Я сказал себе: «Не подобает достойному мужу помышлять об отречении от мира всякий раз, как столкнется он с жестокостью и неразумием жизни. И не следует прельщаться радостями и наслаждениями бренного мира, вспомнив о тяжкой доле отшельника и аскета». И вновь стал я размышлять о том, смогу ли я вынести все тяготы благочестивой жизни, и подумал: «Как ничтожны эти лишения по сравнению с вечным блаженством и покоем!» Потом стал я перебирать в уме все удовольствия и наслаждения, что есть на свете, и воскликнул: «Как вредоносны эти обольщения плоти, ибо их последствия — горечь и боль, и ведут они к ужасам вечных мук! Не лучше ли вкусить горечь, за которой следует долгая сладость, чем отведать сладость, за коей следует вечная горечь? Предложи человеку, чтобы сто лет подряд отсекали от него по куску и назавтра этот кусок снова прирастал бы к телу, и отрезали новый, и он согласится на это, если ему пообещают, что когда пройдет ровно сто лет, все его мучения кончатся и наступят для него мир и вечная радость. И прав будет он, коль сочтет эти сто лет ничтожным сроком! Неужто нельзя прожить краткий миг человеческой жизни в отречении от мирских вожделений? Потерпи немного — и дождешься великого блага!
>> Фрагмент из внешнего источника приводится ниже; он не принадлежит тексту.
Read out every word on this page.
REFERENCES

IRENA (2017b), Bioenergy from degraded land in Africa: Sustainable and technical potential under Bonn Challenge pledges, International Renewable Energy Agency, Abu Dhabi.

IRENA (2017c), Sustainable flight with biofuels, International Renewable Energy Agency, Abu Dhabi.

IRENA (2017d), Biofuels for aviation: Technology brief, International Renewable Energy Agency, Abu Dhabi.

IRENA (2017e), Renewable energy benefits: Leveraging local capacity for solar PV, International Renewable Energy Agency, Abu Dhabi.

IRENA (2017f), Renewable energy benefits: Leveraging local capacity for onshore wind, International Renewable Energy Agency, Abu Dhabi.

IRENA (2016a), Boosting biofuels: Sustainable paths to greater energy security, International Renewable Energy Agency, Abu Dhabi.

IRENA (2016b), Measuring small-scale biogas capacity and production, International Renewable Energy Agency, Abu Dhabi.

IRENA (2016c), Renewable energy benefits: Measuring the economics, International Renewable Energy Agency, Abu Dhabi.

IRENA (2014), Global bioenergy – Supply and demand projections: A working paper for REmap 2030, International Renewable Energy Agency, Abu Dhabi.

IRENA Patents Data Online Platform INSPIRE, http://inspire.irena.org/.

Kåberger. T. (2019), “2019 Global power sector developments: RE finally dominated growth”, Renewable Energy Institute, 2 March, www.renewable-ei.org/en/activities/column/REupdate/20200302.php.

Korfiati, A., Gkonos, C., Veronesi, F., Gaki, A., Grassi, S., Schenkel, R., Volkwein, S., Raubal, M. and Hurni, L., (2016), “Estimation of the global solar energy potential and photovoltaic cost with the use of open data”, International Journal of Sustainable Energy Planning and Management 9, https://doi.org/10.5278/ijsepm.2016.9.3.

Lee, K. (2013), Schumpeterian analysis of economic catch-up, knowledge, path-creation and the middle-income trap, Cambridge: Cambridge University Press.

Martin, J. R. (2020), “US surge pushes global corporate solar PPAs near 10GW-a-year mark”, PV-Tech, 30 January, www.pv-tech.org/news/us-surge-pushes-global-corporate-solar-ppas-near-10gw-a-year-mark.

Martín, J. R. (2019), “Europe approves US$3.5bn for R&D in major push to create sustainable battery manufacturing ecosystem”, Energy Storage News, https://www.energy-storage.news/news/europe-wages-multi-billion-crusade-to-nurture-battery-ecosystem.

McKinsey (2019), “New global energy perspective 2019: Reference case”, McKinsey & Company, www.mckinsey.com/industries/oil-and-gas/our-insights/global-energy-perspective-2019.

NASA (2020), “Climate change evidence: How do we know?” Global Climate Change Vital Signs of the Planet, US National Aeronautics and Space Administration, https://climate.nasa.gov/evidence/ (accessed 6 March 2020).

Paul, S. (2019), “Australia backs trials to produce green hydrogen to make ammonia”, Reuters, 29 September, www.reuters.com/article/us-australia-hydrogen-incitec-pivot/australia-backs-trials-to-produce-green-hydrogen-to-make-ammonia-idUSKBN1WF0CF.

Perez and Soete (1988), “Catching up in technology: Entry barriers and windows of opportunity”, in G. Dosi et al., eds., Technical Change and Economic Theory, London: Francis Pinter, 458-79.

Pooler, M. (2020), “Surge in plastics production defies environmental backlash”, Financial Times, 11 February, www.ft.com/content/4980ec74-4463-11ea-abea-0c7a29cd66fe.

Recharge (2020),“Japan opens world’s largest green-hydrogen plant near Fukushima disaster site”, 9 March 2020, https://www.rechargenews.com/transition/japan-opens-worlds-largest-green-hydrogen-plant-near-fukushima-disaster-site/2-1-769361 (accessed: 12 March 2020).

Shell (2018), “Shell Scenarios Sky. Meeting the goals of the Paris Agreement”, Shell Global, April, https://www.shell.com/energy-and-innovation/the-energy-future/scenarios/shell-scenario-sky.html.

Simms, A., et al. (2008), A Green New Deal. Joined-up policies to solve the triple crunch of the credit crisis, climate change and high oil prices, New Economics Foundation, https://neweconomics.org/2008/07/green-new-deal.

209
Ведомо нам, что жизнь на этом свете — вечные терзания и муки, и человек обречен барахтаться в них со дня зачатия до самой смерти. Кто изучал книги по искусству врачевания, знает, что когда мужское семя, несущее в себе человеческий зародыш, попадает в материнскую утробу, оно смешивается с женским семенем, густеет и перестает быть жидким, ибо бродит и зреет, словно молоко, и образуется плод, в коем возникает тело младенца. Если дитя мужского пола, то помещается оно лицом к спине матери, а если женского пола — то лицом к ее животу. Руки зародыша притиснуты к бокам, подбородок прижат к коленям, со всех сторон окутан он оболочкой, будто завязан в узел. Все тело его стиснуто, дышит он с трудом, давят на него горячие внутренности, полные крови и нечистот, словно цепью прикован он пуповиной к тесной своей темнице, а едой и питьем служат ему процеженные остатки материнской пищи.